Ia menegaskan, putusan pengadilan yang telah berkekuatan hukum tetap (inkrah) merupakan perintah negara yang wajib dipatuhi oleh siapapun.
“Setelah saya pelajari secara seksama, saya sadar bahwa tidak ada dari kita yang bisa melawan perintah negara, dalam hal ini eksekusi yang akan segera dilaksanakan. Eksekusi berdasarkan putusan pengadilan yang telah inkrah adalah perintah negara. Siapapun wajib tunduk termasuk saya sendiri,” tegasnya.
Sebagai mantan aparat penegak hukum, Dulyamin menilai supremasi hukum harus dikedepankan di atas kepentingan pribadi maupun kelompok. Ia juga mengakui bahwa proses pembelian lahan yang ditempatinya dilakukan dengan itikad baik, disertai pembayaran yang sah kepada pihak yang berhak.
“Saya sudah melakukan pembayaran sesuai ketentuan. Negara telah menetapkan dan memerintahkan eksekusi berdasarkan hukum yang berlaku, maka kita harus legowo,” tambahnya.
Lebih lanjut, Dulyamin mengimbau masyarakat agar tidak terprovokasi oleh isu-isu menyesatkan terkait rencana eksekusi Tapak Kuda. Ia mengajak semua pihak mengedepankan rasa hormat terhadap hukum dan menghindari tindakan yang dapat merugikan diri sendiri.
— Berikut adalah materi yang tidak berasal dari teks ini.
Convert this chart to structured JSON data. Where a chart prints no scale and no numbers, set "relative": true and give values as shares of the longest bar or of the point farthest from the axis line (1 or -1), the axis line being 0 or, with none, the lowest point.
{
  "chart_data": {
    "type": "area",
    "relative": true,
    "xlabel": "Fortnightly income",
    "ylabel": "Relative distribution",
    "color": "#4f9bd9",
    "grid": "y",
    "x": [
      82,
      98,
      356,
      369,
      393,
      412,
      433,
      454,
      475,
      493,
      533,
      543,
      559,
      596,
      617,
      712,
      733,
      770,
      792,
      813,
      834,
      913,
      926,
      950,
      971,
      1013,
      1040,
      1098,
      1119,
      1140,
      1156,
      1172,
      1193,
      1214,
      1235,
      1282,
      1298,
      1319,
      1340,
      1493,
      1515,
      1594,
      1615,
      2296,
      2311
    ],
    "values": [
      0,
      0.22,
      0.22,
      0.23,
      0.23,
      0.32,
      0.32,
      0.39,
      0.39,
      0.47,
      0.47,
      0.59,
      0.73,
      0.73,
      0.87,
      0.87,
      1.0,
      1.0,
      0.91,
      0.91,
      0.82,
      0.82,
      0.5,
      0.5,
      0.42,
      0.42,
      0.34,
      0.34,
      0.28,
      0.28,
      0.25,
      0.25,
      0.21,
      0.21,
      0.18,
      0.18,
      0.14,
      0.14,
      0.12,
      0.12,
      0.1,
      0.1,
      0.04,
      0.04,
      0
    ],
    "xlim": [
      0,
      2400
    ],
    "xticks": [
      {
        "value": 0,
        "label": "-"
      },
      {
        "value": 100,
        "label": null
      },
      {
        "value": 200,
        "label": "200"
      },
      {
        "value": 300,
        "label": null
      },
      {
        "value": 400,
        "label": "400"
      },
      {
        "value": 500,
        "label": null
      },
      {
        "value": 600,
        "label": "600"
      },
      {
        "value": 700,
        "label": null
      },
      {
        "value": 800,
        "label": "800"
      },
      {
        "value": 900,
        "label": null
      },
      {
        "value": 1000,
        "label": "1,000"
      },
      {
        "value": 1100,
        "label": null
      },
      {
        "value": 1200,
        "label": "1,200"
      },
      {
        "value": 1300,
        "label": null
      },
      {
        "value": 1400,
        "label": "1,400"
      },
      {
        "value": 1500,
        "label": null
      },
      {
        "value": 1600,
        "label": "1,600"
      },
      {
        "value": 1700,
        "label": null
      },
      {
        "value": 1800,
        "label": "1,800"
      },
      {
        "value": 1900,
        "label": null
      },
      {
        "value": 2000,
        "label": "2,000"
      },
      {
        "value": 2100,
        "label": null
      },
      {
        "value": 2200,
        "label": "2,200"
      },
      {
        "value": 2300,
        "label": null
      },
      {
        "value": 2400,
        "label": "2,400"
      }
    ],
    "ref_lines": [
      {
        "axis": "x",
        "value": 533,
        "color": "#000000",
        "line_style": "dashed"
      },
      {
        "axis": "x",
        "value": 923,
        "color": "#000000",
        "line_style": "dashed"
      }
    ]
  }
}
“Daripada hidup dalam kekhawatiran kapan akan dilakukan eksekusi, lebih baik kita legowo dan mengikuti aturan. Negara tidak mungkin bertindak tanpa dasar hukum,” tuturnya.
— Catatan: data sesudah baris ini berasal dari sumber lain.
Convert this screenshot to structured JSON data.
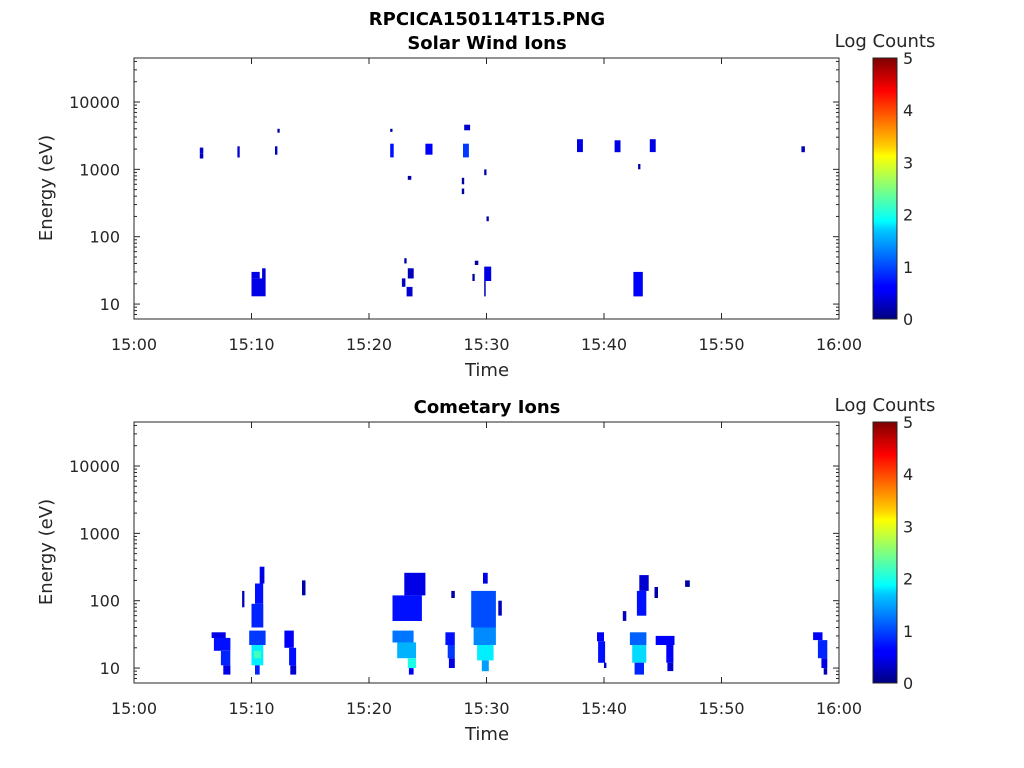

Di tempat yang sama, Fianus Arung, selaku kuasa khusus Abdi Nusa Jaya, menyampaikan apresiasi terhadap sikap Dulyamin dan menegaskan bahwa pihaknya tetap membuka ruang dialog.
“Atas mandat yang diberikan Abdi Nusa Jaya, saya tetap membuka ruang mediasi sebelum pemasangan patok dilakukan. Saya mengapresiasi sikap legowo dan patuh hukum dari mantan Kapolsek Poasia, Kompol (Purn) Dulyamin. Ini contoh nyata bahwa taat pada hukum dan perintah negara adalah bentuk tertinggi dari pengabdian kepada bangsa,” tutupnya.